What is the correct volume setup when the region under $y=5-2x$ from $x=0$ to $x=2$ is revolved about $y=0$?
$V=\pi\int_{0}^{2}(5-2x-0)^2,dx$
$V=\pi\int_{0}^{2}(5-2x+1)^2,dx$
$V=\pi\int_{0}^{2}(5-2x)^2,dx$
$V=\pi\int_{0}^{2}(2x-5)^2,dx$
$V=\pi\int_{0}^{2}(0-(5-2x))^2,dx$
Explanation
This problem involves using the disc method to find the volume of a solid of revolution when revolving around a horizontal axis shifted from the x-axis, specifically y=0. The radius of each disc is the vertical distance from the curve y=5-2x to the axis y=0, given by 5-2x - 0 = 5-2x. Since the axis is at y=0 and the curve is above it throughout [0,2], this expression is positive and directly gives the radius. Therefore, the volume is correctly set up as π ∫ from 0 to 2 of (5-2x)² dx. The distractor choice D fails because it uses (2x-5)², which is mathematically equivalent but may confuse the sign without context. A general strategy for shifting the axis to y=k is to use the radius |k - f(x)| in the disc method integral, or equivalently (k - f(x))² to handle the absolute value through squaring.
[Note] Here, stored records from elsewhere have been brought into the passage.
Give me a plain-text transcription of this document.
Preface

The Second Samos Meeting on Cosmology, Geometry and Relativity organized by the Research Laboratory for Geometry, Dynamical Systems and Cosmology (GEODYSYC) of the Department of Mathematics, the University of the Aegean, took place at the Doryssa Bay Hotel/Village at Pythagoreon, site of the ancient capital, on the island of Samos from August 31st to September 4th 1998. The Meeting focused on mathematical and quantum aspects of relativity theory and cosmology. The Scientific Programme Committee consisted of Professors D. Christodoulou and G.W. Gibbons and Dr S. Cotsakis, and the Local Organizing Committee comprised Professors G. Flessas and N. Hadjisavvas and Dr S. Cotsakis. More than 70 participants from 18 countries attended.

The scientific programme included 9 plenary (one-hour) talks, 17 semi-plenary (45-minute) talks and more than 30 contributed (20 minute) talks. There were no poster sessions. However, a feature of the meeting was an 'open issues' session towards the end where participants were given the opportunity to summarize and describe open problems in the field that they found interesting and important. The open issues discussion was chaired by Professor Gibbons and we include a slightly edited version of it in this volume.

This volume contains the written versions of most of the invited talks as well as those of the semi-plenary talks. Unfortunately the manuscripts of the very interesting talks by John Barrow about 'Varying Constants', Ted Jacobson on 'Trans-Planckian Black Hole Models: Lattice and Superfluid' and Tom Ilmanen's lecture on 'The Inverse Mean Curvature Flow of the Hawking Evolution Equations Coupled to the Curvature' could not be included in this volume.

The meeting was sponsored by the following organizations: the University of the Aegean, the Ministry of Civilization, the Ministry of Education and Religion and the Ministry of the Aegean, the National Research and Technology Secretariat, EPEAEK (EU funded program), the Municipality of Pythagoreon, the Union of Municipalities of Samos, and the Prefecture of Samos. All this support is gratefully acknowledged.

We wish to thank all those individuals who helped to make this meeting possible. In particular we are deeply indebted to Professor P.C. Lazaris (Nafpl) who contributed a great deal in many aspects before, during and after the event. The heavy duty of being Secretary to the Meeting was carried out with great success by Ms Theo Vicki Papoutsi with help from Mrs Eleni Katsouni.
What is the correct setup for the volume when the region under $y=4-x^2$ from $x=-1$ to $x=1$ is revolved about $y=6$?
$V=\pi\int_{-1}^{1}(6+4-x^2)^2,dx$
$V=\pi\int_{-1}^{1}((4-x^2)-6)^2,dx$
$V=\pi\int_{-1}^{1}(6-(4-x^2))^2,dx$
$V=\pi\int_{0}^{6}(6-y)^2,dy$
$V=\pi\int_{-1}^{1}(4-x^2)^2,dx$
Explanation
This problem involves using the disc method to find the volume of a solid of revolution when revolving around a horizontal axis shifted from the x-axis, specifically y=6. The radius of each disc is the vertical distance from the curve y=4-x² to the axis y=6, given by 6 - (4-x²) since 4-x² ≤ 3 < 6 throughout [-1,1]. This expression is always positive in the interval, directly providing the radius. Therefore, the volume is correctly set up as π ∫ from -1 to 1 of (6 - (4-x²))² dx. The distractor choice A fails because it uses (4-x²)², which would be correct for rotation around y=0, but ignores the shift to y=6. A general strategy for shifting the axis to y=k is to use the radius |k - f(x)| in the disc method integral, or equivalently (k - f(x))² to handle the absolute value through squaring.